The comment came against the backdrop of the recent murder of Caldric Glasgow during an altercation believed to have been sparked by contention surrounding a plot of squatted land.{{more}}

On Tuesday, SEARCHLIGHT was told others might suffer a similar fate to that of Glasgow, who was killed on Sunday, May 29, since the area remains a hotbed of confusion.

A number of residents who do not have taps at their homes gather at the standpipe where Glasgow met his death during the wee hours of the morning, approximately from 1 a.m. to 5 a.m., to collect water. This is because of the rush for the precious commodity in the overcrowded and unplanned settlement. As a result, people often end up in quarrels as they become impatient while waiting their turn.

It is clear that quite a number of these residents are experiencing serious problems.

Part of the vast squatter settlement lacks electricity, water, proper roads and drainage. Residents use the unpaved feeder roads, which are often swamped when it rains, to access the main road.

“My problem is that, though we have the boundaries plant, the neighbours want my lot of land,” Wendell Andrews, a resident of the area for the past eight years, complained.

“The situation round here is that some people want their plot and my lot,” he said.

Dawn Baptiste, a resident of Diamond for the past 11 years said, “Me and my neighbour going good and she can walk in here”.

People trespassing on “other people’s property” to pick fruits and get to their homes are chief reasons for confusion at Diamond.
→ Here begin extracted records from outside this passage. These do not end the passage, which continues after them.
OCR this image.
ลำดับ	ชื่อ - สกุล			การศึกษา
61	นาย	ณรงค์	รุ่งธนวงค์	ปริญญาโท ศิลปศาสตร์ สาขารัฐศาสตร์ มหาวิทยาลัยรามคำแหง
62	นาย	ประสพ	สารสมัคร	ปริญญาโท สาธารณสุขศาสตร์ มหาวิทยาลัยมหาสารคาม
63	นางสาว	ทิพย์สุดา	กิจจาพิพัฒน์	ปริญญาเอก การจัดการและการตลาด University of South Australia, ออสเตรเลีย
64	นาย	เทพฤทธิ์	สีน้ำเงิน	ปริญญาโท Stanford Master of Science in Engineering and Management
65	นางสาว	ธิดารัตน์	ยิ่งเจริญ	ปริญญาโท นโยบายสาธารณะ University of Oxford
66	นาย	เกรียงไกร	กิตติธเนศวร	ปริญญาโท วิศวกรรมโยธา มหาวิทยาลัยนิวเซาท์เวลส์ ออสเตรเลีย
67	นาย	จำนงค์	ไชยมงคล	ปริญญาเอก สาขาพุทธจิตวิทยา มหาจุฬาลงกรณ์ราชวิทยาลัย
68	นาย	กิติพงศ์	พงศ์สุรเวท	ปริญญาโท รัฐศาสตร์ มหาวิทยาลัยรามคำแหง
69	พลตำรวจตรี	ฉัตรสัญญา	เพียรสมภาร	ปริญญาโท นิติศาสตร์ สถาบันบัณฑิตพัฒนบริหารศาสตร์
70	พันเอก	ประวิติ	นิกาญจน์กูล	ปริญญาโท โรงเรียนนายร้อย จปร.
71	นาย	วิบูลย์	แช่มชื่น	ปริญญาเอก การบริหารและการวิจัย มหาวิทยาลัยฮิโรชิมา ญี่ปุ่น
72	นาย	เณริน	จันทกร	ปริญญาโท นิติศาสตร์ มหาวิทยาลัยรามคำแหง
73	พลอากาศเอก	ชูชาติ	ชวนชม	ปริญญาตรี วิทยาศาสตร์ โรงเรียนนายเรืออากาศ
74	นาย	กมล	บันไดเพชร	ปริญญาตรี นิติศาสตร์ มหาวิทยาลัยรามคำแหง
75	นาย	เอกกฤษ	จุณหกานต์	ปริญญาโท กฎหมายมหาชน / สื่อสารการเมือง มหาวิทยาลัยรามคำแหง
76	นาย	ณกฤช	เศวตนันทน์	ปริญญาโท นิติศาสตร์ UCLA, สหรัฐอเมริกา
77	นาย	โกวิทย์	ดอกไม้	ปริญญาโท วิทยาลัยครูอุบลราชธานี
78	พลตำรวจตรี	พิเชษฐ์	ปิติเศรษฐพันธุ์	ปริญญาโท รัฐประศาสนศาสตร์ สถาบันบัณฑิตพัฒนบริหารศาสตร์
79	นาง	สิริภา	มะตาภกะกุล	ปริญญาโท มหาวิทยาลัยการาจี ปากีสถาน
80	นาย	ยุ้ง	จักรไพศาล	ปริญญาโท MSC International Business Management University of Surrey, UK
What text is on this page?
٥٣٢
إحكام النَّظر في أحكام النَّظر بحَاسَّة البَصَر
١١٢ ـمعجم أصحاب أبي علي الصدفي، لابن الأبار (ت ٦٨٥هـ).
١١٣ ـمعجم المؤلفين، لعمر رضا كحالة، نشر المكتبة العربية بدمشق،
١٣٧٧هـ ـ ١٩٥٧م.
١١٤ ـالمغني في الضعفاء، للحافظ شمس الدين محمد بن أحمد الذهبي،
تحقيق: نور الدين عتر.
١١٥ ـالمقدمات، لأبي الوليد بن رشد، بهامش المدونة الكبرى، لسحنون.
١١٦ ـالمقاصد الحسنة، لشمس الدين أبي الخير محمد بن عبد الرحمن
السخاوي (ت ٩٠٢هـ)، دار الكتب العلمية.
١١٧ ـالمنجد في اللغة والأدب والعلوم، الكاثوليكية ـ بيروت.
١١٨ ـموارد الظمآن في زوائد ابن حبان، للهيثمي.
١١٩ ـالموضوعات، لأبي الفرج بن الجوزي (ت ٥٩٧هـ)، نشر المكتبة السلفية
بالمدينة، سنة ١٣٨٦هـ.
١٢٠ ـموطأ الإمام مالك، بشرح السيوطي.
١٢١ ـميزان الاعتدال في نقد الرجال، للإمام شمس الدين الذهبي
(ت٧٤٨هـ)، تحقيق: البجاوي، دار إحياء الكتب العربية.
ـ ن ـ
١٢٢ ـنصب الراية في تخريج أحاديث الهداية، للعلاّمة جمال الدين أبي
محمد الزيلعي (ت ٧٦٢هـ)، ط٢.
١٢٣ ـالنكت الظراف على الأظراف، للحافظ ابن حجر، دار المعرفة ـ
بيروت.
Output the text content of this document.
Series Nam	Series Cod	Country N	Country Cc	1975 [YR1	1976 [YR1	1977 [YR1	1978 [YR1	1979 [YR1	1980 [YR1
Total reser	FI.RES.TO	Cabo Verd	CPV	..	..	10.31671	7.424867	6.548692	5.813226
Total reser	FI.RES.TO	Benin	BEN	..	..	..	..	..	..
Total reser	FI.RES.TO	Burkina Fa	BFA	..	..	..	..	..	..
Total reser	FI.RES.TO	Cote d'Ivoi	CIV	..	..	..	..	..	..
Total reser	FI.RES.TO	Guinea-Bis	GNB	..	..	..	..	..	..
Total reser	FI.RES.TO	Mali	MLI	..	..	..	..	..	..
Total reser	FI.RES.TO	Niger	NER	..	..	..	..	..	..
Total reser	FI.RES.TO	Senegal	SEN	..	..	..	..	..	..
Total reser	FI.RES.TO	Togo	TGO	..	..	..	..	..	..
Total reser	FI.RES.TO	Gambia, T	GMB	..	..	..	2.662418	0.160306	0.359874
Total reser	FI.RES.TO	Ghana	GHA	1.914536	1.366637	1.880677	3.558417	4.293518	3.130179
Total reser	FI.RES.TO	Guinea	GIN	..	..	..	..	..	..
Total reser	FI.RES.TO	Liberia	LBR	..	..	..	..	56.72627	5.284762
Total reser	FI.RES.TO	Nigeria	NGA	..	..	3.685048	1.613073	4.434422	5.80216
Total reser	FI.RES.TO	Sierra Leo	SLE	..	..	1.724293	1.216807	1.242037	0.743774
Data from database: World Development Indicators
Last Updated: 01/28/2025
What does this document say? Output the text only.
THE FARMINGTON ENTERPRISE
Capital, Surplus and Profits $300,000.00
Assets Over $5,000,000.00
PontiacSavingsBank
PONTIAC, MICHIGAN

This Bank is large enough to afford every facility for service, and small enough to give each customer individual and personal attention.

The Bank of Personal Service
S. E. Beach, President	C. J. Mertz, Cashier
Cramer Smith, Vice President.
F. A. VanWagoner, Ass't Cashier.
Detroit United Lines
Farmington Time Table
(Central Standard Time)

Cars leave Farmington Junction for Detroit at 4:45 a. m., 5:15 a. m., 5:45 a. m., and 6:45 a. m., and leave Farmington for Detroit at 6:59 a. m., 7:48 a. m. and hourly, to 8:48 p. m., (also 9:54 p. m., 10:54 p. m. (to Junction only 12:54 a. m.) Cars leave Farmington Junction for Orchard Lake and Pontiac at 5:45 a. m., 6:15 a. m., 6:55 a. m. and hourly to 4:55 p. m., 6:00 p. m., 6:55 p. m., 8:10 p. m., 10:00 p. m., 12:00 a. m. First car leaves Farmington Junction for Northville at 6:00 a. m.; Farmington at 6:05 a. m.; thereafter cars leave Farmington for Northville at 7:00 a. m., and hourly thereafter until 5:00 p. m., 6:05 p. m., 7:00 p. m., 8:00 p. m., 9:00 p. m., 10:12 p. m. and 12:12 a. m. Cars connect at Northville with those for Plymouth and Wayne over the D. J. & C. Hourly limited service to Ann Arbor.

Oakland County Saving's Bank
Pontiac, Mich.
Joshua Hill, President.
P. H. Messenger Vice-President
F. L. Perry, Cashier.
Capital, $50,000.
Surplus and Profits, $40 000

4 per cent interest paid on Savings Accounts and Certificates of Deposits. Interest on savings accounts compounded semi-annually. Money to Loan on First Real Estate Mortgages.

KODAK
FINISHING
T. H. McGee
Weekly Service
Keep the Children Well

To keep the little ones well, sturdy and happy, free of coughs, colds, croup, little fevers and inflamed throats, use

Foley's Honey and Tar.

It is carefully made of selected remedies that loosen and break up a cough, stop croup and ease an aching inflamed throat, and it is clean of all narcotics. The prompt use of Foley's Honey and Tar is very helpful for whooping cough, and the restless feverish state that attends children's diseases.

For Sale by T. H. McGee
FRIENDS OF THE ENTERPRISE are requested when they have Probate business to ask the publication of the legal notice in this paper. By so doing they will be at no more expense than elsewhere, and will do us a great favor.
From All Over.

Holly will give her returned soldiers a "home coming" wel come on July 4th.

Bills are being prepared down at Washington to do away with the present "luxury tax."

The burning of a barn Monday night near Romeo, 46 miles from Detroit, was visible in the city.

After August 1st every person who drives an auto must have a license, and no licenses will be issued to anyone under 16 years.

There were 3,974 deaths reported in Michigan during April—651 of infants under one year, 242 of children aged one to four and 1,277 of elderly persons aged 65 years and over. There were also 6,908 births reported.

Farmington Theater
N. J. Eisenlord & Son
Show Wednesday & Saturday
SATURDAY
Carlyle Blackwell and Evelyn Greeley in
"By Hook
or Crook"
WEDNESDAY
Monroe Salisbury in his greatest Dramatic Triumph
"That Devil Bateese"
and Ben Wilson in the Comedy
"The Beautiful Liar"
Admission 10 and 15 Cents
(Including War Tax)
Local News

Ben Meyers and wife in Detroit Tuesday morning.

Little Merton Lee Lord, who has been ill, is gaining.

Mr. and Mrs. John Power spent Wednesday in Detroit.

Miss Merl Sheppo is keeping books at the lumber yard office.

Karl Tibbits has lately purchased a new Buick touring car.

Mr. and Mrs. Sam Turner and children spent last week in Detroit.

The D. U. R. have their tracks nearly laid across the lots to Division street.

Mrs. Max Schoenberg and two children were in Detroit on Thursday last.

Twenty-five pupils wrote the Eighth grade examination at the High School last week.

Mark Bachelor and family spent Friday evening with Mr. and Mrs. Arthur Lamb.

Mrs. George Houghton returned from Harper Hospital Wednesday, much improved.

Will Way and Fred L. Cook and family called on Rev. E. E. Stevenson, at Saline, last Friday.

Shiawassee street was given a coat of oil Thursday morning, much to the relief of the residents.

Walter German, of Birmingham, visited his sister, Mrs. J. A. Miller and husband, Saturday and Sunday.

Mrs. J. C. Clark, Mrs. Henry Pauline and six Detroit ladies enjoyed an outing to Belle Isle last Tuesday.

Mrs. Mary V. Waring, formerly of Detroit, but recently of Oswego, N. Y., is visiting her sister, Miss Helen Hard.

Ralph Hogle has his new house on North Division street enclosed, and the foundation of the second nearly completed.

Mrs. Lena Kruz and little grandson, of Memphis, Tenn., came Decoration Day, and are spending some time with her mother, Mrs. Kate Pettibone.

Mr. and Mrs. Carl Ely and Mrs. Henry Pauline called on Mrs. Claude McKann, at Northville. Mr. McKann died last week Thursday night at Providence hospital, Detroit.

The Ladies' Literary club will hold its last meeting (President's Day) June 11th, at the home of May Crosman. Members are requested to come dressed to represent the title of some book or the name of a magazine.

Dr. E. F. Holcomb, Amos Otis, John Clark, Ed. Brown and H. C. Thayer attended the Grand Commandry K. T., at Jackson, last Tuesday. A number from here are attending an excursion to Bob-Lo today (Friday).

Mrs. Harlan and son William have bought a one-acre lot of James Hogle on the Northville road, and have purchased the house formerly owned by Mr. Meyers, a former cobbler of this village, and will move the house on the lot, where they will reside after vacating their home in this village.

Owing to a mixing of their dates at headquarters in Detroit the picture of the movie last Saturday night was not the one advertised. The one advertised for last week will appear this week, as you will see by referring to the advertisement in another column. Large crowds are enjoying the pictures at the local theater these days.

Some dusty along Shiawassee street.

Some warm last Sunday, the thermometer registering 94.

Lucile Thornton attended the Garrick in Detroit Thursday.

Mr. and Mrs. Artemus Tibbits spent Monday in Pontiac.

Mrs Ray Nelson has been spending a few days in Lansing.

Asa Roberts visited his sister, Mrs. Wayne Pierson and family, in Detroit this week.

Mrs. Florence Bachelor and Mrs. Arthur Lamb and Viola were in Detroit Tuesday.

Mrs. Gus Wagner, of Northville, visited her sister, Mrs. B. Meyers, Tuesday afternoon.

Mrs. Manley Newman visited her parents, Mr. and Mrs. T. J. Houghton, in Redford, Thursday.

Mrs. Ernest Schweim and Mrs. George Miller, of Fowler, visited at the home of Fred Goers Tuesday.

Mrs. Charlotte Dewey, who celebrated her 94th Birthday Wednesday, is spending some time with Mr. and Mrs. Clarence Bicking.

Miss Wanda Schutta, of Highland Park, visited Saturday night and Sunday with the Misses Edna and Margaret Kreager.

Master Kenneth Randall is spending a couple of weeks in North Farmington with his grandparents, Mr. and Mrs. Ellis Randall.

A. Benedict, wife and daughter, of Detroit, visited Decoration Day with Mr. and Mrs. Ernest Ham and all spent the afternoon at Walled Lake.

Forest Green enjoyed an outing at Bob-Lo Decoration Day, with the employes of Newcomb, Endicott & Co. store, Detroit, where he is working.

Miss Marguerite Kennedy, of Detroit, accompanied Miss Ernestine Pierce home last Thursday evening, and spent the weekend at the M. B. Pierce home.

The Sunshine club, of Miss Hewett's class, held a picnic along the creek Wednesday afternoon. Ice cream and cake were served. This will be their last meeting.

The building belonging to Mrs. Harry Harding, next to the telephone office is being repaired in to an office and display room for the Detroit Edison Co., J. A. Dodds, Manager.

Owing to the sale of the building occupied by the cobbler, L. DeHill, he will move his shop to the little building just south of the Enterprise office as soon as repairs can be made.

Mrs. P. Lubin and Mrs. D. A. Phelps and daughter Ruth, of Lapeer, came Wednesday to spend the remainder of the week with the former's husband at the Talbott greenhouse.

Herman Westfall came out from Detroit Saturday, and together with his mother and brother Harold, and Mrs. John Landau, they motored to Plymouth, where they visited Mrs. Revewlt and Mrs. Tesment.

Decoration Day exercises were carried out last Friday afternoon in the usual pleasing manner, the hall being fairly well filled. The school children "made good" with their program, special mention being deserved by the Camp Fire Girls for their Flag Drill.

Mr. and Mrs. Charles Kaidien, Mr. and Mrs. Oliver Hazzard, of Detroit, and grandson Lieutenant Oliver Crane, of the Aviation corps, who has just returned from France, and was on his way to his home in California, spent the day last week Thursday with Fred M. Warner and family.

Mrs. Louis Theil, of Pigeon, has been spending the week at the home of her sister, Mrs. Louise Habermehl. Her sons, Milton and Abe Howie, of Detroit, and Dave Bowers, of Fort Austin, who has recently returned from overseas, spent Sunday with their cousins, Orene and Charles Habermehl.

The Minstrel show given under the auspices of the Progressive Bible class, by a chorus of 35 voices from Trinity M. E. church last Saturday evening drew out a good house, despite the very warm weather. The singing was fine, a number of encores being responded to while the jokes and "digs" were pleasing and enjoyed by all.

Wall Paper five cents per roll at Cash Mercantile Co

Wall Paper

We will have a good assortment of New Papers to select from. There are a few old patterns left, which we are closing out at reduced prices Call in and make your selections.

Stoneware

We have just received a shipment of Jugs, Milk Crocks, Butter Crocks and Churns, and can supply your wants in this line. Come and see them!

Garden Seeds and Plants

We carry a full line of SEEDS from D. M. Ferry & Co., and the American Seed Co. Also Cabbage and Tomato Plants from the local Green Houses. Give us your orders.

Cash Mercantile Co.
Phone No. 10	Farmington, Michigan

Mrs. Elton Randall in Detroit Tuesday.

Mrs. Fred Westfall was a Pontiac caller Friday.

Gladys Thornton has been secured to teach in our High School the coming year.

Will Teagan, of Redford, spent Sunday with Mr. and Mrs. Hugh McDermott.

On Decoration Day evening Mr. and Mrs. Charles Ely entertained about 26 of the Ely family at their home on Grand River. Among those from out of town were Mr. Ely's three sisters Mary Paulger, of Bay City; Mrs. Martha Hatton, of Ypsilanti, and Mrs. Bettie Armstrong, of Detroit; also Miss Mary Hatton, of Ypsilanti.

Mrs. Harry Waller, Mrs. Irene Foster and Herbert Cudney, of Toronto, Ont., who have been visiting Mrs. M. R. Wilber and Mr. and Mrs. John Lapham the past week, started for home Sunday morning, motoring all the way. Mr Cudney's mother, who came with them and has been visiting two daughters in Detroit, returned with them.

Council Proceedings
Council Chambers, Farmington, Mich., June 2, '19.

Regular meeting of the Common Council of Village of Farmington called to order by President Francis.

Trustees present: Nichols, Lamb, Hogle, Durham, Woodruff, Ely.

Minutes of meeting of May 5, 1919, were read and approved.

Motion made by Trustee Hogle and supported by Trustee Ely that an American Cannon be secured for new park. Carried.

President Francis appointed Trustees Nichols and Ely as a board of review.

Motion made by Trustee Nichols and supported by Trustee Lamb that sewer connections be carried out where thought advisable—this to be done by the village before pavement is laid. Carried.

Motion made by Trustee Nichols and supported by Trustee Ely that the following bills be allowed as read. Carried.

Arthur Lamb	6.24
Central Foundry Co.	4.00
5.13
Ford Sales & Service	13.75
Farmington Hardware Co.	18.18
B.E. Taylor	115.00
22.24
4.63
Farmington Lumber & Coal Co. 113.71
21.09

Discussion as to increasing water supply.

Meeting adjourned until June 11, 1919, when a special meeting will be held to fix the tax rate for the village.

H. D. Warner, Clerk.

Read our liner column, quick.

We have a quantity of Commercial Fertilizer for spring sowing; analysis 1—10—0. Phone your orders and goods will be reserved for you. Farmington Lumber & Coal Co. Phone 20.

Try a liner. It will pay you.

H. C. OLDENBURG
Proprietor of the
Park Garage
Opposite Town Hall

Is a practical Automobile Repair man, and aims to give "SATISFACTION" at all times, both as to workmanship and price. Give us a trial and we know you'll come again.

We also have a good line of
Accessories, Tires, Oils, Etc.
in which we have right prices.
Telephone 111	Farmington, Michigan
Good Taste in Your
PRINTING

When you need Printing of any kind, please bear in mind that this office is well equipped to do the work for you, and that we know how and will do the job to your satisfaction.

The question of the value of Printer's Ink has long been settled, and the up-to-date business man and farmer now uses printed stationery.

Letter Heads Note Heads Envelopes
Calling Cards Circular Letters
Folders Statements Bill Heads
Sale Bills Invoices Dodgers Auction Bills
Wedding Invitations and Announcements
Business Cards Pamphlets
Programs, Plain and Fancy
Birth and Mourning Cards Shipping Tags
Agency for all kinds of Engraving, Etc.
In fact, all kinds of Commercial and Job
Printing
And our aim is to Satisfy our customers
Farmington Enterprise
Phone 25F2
In this community, people have come from all over the country and different walks of life and have but one thing in common, the need for housing. Bickering is therefore very commonplace.

“We want road, light and water,” said Baptiste, stating that she believes most of the problems derive from these issues.

“Once we get the road, light and water a number of the problems will be addressed. Right now there are problems all around,” Althian Jack, a resident of Diamond for the last three years said.

“There will be more killing round here at the same stand pipe,” Jack warned.